永远在你身后注视着你,好像变成常态,就像我小时候见不得你哭也是常态,应该是18岁的我太天真从未想过有一天你不想让我注视着你怎么办?
自以为的青梅竹马也就只是青梅竹马。
我永远记得那天,7岁的伯贤头一次那么沉闷,低着头一句话也不肯与我说,任凭我怎么哄他也不吃一口饭。他记忆里的英雄长眠与这片安宁的陵园。
边叔叔是一名刑警,与林阿姨聚少离多,每次边叔叔都说,每次出任务都有可能是最后一次任务,真的是最后一次了。
毒枭猖獗竟与高官勾结官官相护,热武器众多,边叔叔被抓后折磨致死,死相堪比抗日时期的无名英雄,林阿姨看到一半就晕死过去。
林阿姨长相秀美,估计边伯贤那骨节分明的手就遗传于她。边叔叔死后国家每月都会发抚恤金,而林阿姨在边叔叔生前就是一名自由画家收入稳定生活也到没太大落差。
可伯贤越来越消沉很长一段时间不哭不闹,上下学任由我牵着手回家。
我们回家的路上要穿过一条红灯街,一到晚上便亮着五光十色的灯光和站在街上揽客的风尘女子。

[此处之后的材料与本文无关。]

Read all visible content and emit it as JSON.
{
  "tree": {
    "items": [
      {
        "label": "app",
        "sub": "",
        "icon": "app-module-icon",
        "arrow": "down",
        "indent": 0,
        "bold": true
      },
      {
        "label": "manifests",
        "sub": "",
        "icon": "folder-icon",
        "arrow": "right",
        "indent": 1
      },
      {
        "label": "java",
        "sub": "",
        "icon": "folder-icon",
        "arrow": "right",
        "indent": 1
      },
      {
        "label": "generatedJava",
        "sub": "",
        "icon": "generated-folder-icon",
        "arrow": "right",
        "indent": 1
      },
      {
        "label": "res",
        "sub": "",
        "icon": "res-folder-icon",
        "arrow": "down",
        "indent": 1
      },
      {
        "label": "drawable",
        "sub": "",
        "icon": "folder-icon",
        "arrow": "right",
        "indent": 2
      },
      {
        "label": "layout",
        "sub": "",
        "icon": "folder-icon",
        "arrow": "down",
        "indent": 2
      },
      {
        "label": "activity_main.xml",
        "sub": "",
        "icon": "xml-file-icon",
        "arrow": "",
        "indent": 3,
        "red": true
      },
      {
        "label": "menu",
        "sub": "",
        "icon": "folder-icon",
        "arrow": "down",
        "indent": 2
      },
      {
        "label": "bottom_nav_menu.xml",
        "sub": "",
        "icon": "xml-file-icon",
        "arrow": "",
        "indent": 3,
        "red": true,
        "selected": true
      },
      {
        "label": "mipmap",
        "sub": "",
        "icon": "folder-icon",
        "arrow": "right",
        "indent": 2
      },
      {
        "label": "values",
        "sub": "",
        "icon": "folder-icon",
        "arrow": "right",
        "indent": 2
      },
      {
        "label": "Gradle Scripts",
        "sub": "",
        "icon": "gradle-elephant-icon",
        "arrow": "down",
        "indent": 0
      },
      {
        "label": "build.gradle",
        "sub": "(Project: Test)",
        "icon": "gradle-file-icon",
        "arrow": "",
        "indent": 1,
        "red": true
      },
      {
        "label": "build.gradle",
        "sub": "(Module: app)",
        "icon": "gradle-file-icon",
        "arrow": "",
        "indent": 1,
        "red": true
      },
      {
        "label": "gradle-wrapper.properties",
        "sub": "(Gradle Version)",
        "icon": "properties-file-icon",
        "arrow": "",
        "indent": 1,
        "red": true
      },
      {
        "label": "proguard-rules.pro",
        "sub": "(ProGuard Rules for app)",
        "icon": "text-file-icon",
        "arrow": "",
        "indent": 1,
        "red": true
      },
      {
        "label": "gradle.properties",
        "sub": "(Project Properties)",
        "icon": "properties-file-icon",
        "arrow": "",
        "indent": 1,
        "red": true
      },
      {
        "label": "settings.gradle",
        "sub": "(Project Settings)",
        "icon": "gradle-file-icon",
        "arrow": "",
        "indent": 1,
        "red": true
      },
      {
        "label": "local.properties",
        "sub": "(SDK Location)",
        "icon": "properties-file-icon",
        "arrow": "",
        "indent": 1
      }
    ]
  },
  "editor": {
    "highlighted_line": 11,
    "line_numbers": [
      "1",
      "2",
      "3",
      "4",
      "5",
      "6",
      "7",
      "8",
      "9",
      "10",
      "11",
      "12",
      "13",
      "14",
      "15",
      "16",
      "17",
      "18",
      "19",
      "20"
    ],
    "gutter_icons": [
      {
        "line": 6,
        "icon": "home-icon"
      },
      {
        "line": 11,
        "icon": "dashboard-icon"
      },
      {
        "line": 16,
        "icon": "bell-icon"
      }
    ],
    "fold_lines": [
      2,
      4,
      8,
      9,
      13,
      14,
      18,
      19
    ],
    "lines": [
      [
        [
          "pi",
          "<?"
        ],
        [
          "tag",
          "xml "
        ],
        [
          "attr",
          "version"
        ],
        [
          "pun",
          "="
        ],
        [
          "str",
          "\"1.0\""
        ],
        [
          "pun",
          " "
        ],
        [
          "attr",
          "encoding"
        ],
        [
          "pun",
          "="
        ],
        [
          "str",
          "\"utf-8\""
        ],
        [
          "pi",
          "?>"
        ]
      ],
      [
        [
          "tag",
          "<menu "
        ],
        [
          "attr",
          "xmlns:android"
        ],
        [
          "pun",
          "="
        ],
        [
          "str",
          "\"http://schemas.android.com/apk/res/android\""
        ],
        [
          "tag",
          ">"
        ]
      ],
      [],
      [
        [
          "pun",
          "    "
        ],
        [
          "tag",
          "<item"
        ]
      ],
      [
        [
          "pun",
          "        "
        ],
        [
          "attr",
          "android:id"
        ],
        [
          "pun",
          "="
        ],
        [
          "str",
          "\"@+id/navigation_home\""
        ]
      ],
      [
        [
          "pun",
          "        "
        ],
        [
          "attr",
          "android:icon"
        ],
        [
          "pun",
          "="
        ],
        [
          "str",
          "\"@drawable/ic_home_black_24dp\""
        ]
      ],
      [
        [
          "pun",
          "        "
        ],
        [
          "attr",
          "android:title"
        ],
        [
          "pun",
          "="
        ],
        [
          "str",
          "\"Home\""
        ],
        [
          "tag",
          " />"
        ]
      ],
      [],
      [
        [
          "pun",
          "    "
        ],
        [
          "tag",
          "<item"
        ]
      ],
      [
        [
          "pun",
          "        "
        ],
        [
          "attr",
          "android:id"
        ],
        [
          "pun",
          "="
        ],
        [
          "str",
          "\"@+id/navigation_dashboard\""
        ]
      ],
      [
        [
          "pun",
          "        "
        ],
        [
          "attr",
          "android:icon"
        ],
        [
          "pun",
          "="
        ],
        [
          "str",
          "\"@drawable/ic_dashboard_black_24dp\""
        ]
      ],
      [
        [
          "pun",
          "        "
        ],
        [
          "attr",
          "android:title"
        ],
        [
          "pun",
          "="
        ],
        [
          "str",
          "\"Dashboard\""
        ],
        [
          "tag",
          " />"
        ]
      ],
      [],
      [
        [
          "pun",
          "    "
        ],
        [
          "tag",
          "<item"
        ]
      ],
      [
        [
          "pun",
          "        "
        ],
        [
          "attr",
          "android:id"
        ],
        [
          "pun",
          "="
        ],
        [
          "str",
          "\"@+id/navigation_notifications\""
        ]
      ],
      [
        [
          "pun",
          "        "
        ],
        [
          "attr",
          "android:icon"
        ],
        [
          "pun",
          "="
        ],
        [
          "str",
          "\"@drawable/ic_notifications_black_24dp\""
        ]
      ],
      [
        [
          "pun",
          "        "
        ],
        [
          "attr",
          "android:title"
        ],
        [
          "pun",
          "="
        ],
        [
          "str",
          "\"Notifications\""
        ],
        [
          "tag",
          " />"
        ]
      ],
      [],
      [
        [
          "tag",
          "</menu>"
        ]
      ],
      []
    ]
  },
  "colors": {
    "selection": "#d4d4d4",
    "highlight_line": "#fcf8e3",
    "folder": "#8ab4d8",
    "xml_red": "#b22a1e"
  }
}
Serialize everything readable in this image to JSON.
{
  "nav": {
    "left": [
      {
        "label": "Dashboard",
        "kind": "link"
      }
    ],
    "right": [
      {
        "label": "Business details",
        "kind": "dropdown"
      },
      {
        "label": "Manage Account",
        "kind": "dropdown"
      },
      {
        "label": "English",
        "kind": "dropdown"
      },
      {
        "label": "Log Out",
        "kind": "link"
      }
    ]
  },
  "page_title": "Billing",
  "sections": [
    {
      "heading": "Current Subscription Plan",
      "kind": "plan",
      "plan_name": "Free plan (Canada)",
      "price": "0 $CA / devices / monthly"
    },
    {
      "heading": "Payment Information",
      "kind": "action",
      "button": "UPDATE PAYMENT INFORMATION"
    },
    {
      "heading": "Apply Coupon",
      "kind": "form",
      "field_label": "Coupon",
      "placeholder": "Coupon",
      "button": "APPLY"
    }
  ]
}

我和伯贤一致认为这是贫穷对我们的惩罚所以我们要忍受肮脏的一切。
林阿姨在边叔叔下葬的第二天病倒了,病去如抽丝林阿姨脸色苍白,伯贤只能借住我家。
夜晚我睡得迷迷糊糊好似听见呜咽的哭声,我缓缓睁开眼观察伯贤摸了摸枕头附近,湿的。
我滚了一圈抱住伯贤,学着妈妈拍我一样哄着伯贤:“伯贤你不要伤心,电视上说好人都会去天上当神仙,你爸爸只是去天上当神仙去了。”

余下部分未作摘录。